The model is based on Flan-T5-Large that predicts a binary label - 1 for supported and 0 for unsupported.
The model is doing predictions on the
sentence-level
. It takes as input a document and a sentence and determine
whether the sentence is supported by the document:
MiniCheck-Model(document, claim) -> {0, 1}
MiniCheck-Flan-T5-Large is fine tuned from
google/flan-t5-large
(
Chung et al., 2022
)
on the combination of 35K data:
The performance of these models is evaluated on our new collected benchmark (unseen by our models during training),
LLM-AggreFact
,
from 10 recent human annotated datasets on fact-checking and grounding LLM generations. Our most capable model MiniCheck-Flan-T5-Large outperform all
exisiting specialized fact-checkers with a similar scale by a large margin (4-10% absolute increase) and is on par with GPT-4, but 400x cheaper. See full results in our work.

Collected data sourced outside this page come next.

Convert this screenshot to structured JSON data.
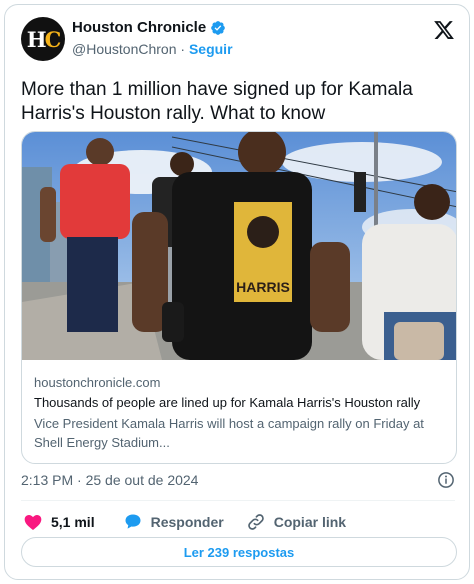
{
  "author": {
    "avatar_text": "HC",
    "name": "Houston Chronicle",
    "handle": "@HoustonChron",
    "separator": "·",
    "follow_label": "Seguir"
  },
  "tweet": {
    "text": "More than 1 million have signed up for Kamala Harris's Houston rally. What to know",
    "timestamp": "2:13 PM · 25 de out de 2024"
  },
  "link_card": {
    "domain": "houstonchronicle.com",
    "title": "Thousands of people are lined up for Kamala Harris's Houston rally",
    "description": "Vice President Kamala Harris will host a campaign rally on Friday at Shell Energy Stadium...",
    "shirt_text": "HARRIS"
  },
  "actions": {
    "likes": "5,1 mil",
    "reply_label": "Responder",
    "copy_label": "Copiar link"
  },
  "replies_button": "Ler 239 respostas",
  "icons": {
    "verified": "verified-badge-icon",
    "platform": "x-logo-icon",
    "info": "info-icon",
    "like": "heart-icon",
    "reply": "speech-bubble-icon",
    "copy": "link-icon"
  },
  "colors": {
    "accent": "#1d9bf0",
    "heart": "#f91880",
    "secondary_text": "#536471",
    "border": "#cfd9de"
  }
}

Note: We only evaluated the performance of our models on real claims -- without any human intervention in
any format, such as injecting certain error types into model-generated claims. Those edited claims do not reflect
LLMs' actual behaviors.
Model Usage Demo
Please first clone our
GitHub Repo
and install necessary packages from
requirements.txt
.
Below is a simple use case
from minicheck.minicheck import MiniCheck
doc = "A group of students gather in the school library to study for their upcoming final exams."
claim_1 = "The students are preparing for an examination."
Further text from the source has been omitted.